Three sub-objectives are subsumed under this overall objective:
(a) securing food safety and quality of livestock products
according to national, regional and international standards;
(b) promoting research activities in animal feeding and breeding
to support the production of high quality commodities; and
(c) ensuring the environmental sustainability of livestock
production. These are mostly public goods and necessary elements
for countries to be competitive in international markets as
well as to avoid smallholders being crowded out from their
domestic markets by foreign competitors. For instance, livestock
research activities driven by the profit-seeking efforts of
private institutions rarely serve the poor, which are thought
unwilling or unable to pay for research outcomes.
Livestock Policies in Africa, Asia and Latin America
The above framework was used to review the current policy
environment in eighteen countries in Africa, Asia and Latin
America, and to identify potential gaps and inconsistencies
in their livestock sector policies. The countries selected
for the review are Ethiopia, Kenya, Sudan, Tanzania and Uganda
in East Africa; Burkina Faso, Mali and Senegal in West Africa;
Bangladesh, India and Nepal in South Asia; Cambodia, Laos,
Thailand and Vietnam in Southeast Asia; and Bolivia, Ecuador
and Peru in Latin America. These countries are low to lower-middle
income rural economies, with the livestock sub-sector accounting
for one-third to one-fifth of agricultural value added. Poverty
rates range between 15.5 and 79.1 percent.
Macroeconomic and sectoral policies are fairly similar among
the various geographical regions and countries. Macroeconomic
and institutional policies follow mainstream economic theory
and are intended to provide a conducive market environment.
Livestock sector policies, however, are not explicitly designed
to be pro-poor. The stated policy objective for the livestock
sector is usually to increase livestock production rather
than to mitigate poverty. Consequently, policies for ‘establishing
the basics’ receive low attention and issues such as
access to land, water and insurance are treated en-passant.

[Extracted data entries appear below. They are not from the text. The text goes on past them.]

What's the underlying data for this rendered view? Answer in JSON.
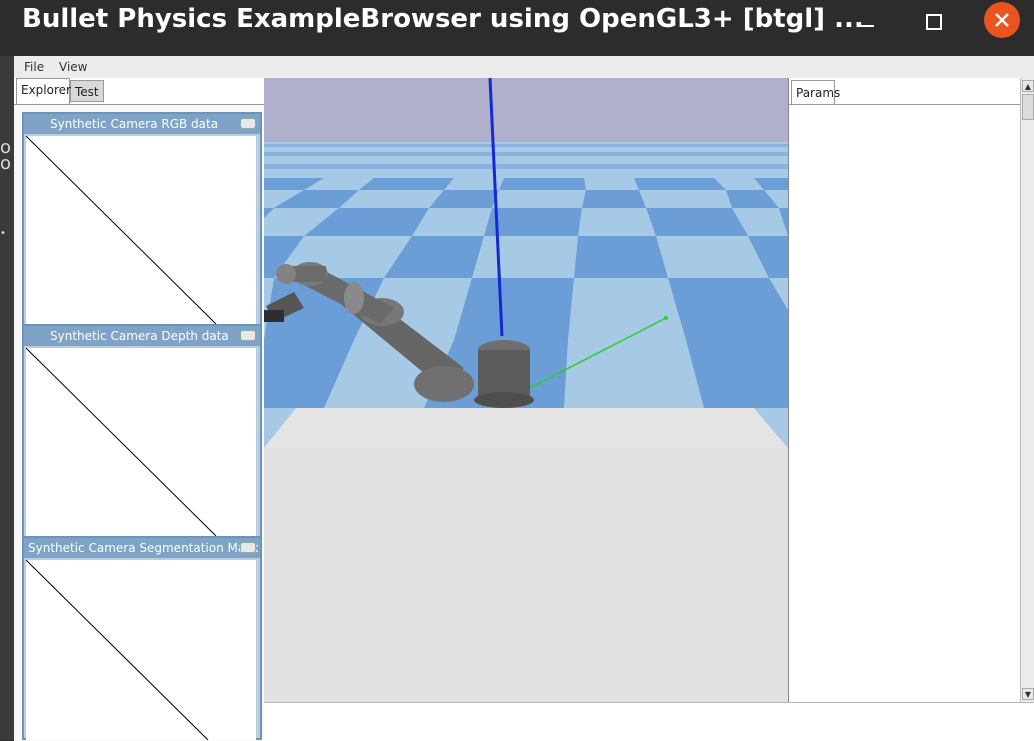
{
  "window": {
    "title": "Bullet Physics ExampleBrowser using OpenGL3+ [btgl] ..."
  },
  "menu": {
    "file": "File",
    "view": "View"
  },
  "tabs": {
    "explorer": "Explorer",
    "test": "Test",
    "params": "Params"
  },
  "camera_panels": [
    {
      "title": "Synthetic Camera RGB data"
    },
    {
      "title": "Synthetic Camera Depth data"
    },
    {
      "title": "Synthetic Camera Segmentation Mask"
    }
  ],
  "colors": {
    "title_bar": "#2c2c2c",
    "close_button": "#e95420",
    "sky": "#b0b0cc",
    "floor_light": "#a6c9e6",
    "floor_dark": "#6b9ed6",
    "panel_title": "#7ea3c7",
    "axis_z": "#1428d8",
    "axis_y": "#28d028",
    "table": "#e4e4e4"
  },
  "icons": {
    "minimize": "minimize-icon",
    "maximize": "maximize-icon",
    "close": "close-icon"
  }
}
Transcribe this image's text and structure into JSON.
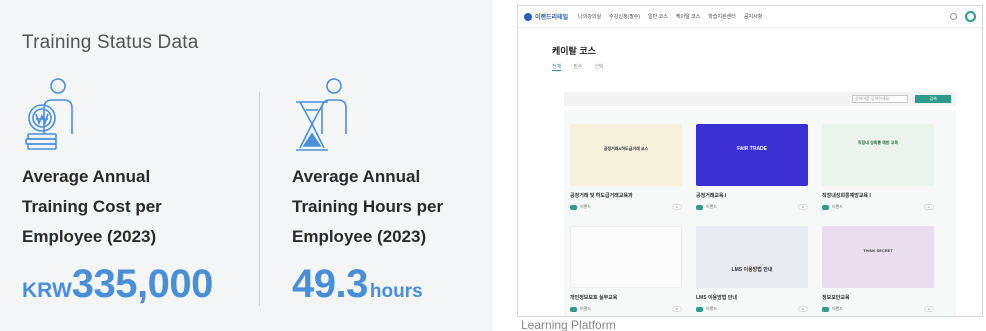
{
  "stats": {
    "title": "Training Status Data",
    "cost": {
      "label_lines": [
        "Average Annual",
        "Training Cost per",
        "Employee (2023)"
      ],
      "prefix": "KRW",
      "value": "335,000",
      "icon": "person-coin-icon"
    },
    "hours": {
      "label_lines": [
        "Average Annual",
        "Training Hours per",
        "Employee (2023)"
      ],
      "value": "49.3",
      "suffix": "hours",
      "icon": "person-hourglass-icon"
    },
    "accent_color": "#4a8fd6"
  },
  "screenshot": {
    "caption": "Learning Platform",
    "logo": "이랜드리테일",
    "nav": [
      "나의강의실",
      "수강신청(필수)",
      "일반 코스",
      "케이탈 코스",
      "학습지원센터",
      "공지사항"
    ],
    "page_title": "케이탈 코스",
    "tabs": [
      "전체",
      "필수",
      "선택"
    ],
    "search_placeholder": "검색어를 입력하세요",
    "search_button": "검색",
    "accent_color": "#2e9a8a",
    "cards": [
      {
        "title": "공정거래 및 하도급거래교육과",
        "author": "이랜드",
        "count": "1",
        "thumb": "th-yellow",
        "thumb_text": "공정거래&하도급거래 코스"
      },
      {
        "title": "공정거래교육 I",
        "author": "이랜드",
        "count": "2",
        "thumb": "th-blue",
        "thumb_text": "FAIR TRADE"
      },
      {
        "title": "직장내성희롱예방교육 I",
        "author": "이랜드",
        "count": "1",
        "thumb": "th-green",
        "thumb_text": "직장내 성희롱 예방 교육"
      },
      {
        "title": "개인정보보호 실무교육",
        "author": "이랜드",
        "count": "0",
        "thumb": "th-white",
        "thumb_text": ""
      },
      {
        "title": "LMS 이용방법 안내",
        "author": "이랜드",
        "count": "1",
        "thumb": "th-navy",
        "thumb_text": "LMS 이용방법 안내"
      },
      {
        "title": "정보보안교육",
        "author": "이랜드",
        "count": "2",
        "thumb": "th-purple",
        "thumb_text": "THINK SECRET"
      }
    ]
  }
}
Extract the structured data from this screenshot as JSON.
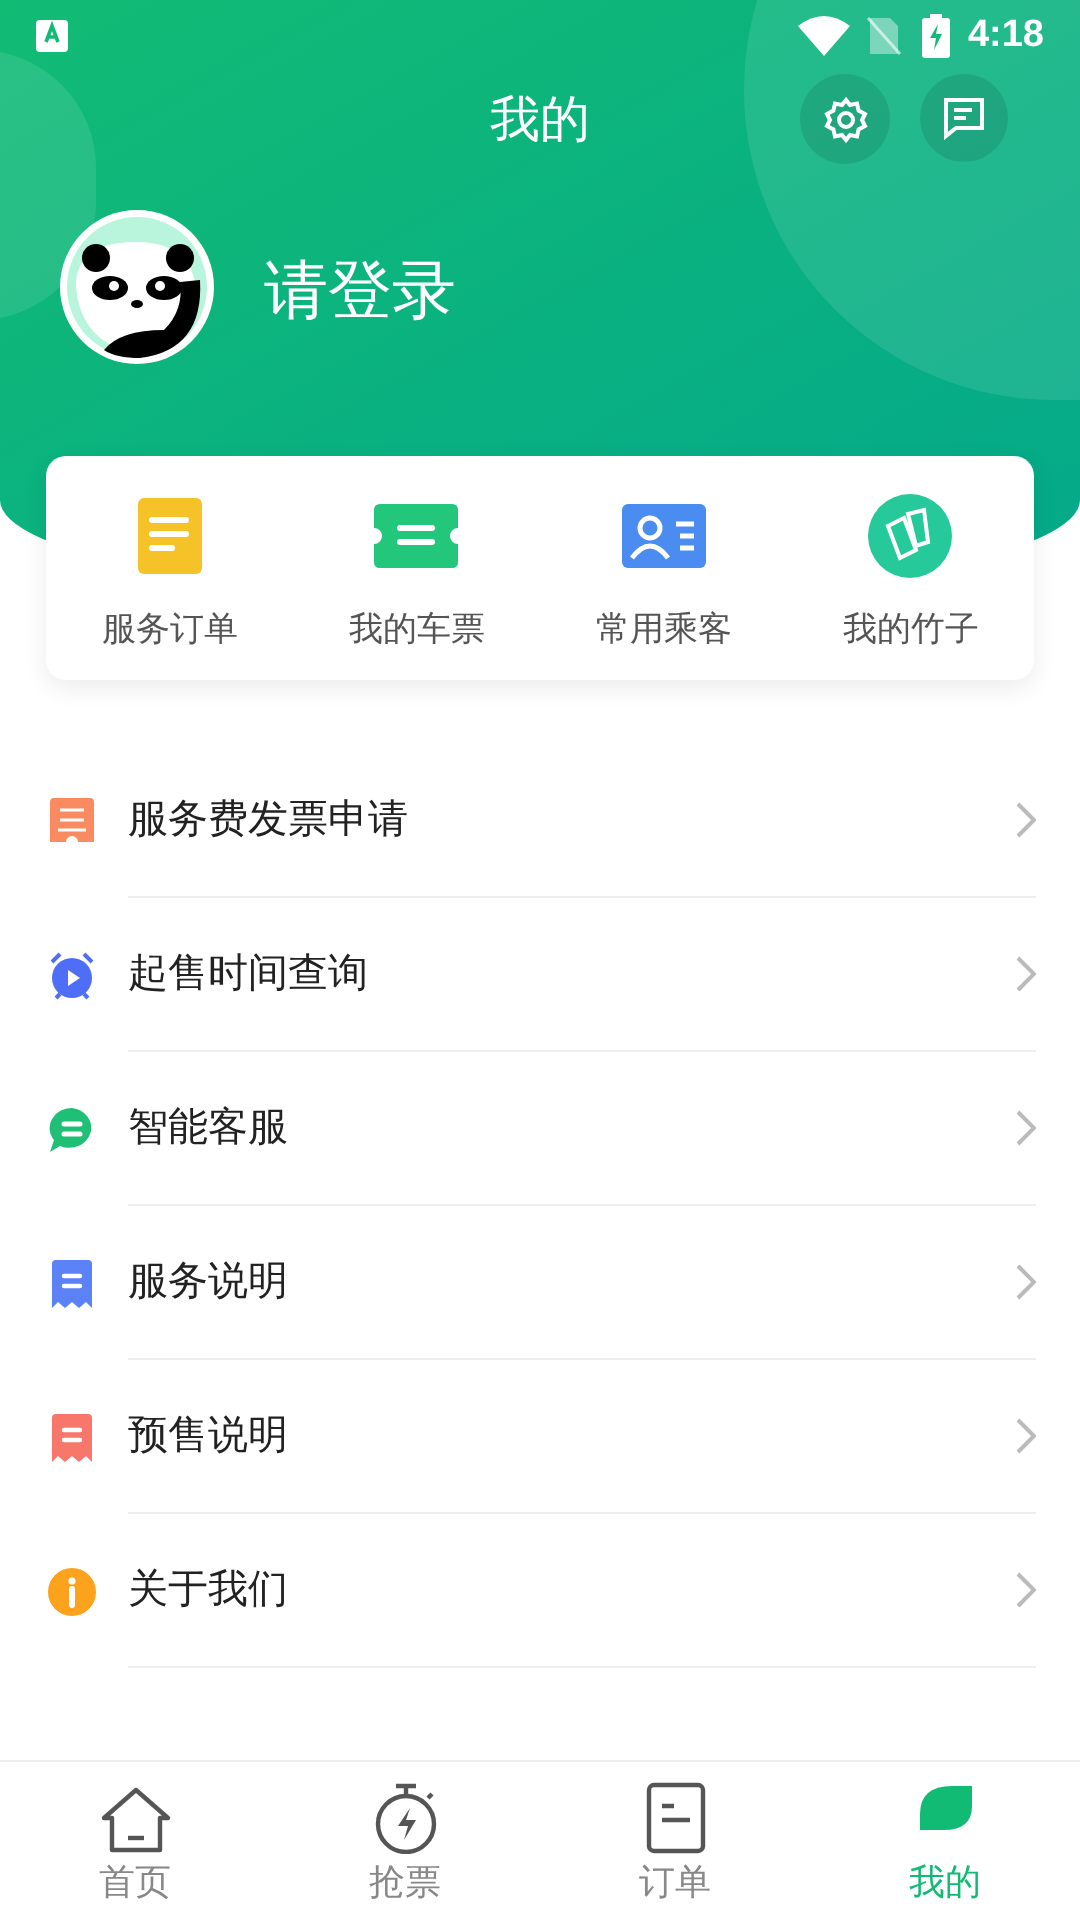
{
  "status_bar": {
    "time": "4:18"
  },
  "header": {
    "title": "我的",
    "login": "请登录"
  },
  "shortcuts": [
    {
      "kind": "order",
      "label": "服务订单"
    },
    {
      "kind": "ticket",
      "label": "我的车票"
    },
    {
      "kind": "passenger",
      "label": "常用乘客"
    },
    {
      "kind": "bamboo",
      "label": "我的竹子"
    }
  ],
  "menu": [
    {
      "kind": "invoice",
      "color": "#fa8a60",
      "label": "服务费发票申请"
    },
    {
      "kind": "alarm",
      "color": "#4f6ef7",
      "label": "起售时间查询"
    },
    {
      "kind": "chat",
      "color": "#1fbf75",
      "label": "智能客服"
    },
    {
      "kind": "doc",
      "color": "#5b82f7",
      "label": "服务说明"
    },
    {
      "kind": "doc",
      "color": "#f7776a",
      "label": "预售说明"
    },
    {
      "kind": "info",
      "color": "#fca21c",
      "label": "关于我们"
    }
  ],
  "tabs": [
    {
      "kind": "home",
      "label": "首页",
      "selected": false
    },
    {
      "kind": "grab",
      "label": "抢票",
      "selected": false
    },
    {
      "kind": "orders",
      "label": "订单",
      "selected": false
    },
    {
      "kind": "me",
      "label": "我的",
      "selected": true
    }
  ]
}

Conversely, national policy documents emphasize the importance
of interventions to ‘kick-start domestic markets’,
with a focus on input over output markets: reforms are undertaken
in credit markets and in animal health and extension service
delivery, while marketing and market information are only
marginally addressed. Finally, some attention is paid to policies
aimed at ‘expanding and supporting livestock production’
in the long run. Research has been reformed, either through
centralizing or decentralizing research institutes, and countries
are increasingly opening their markets and willing to satisfy
international sanitary standards.
Conclusions and Recommendations
In the case study countries, with a view to rural poverty
reduction, the current policy framework appears unbalanced
under two perspectives. First, it implicitly focuses on livestock
production and productivity, rather than on poor livestock
holders and their livelihoods. Second, current policies are
biased towards ‘kick-starting domestic livestock markets’
and ‘expanding to international output markets’.
Yet, secure access to basic production inputs and reduced
vulnerability are key elements for poor livestock holders
to efficiently respond to policies designed to ‘kick-starting’
and ‘expanding’ markets and hence to escape poverty.
Governments should be more aware of the causal links between
livestock sector development and poverty reduction, and take
the poor livestock-producing household rather than a production
function as the entry point for policy design. This would
imply focusing not only on technical issues and market policies
but also on strategies promoting access to basic resources,
and reducing vulnerability and transaction costs of small
livestock producers. Only then will input and output market
policies be effective, sustainable and pro-poor.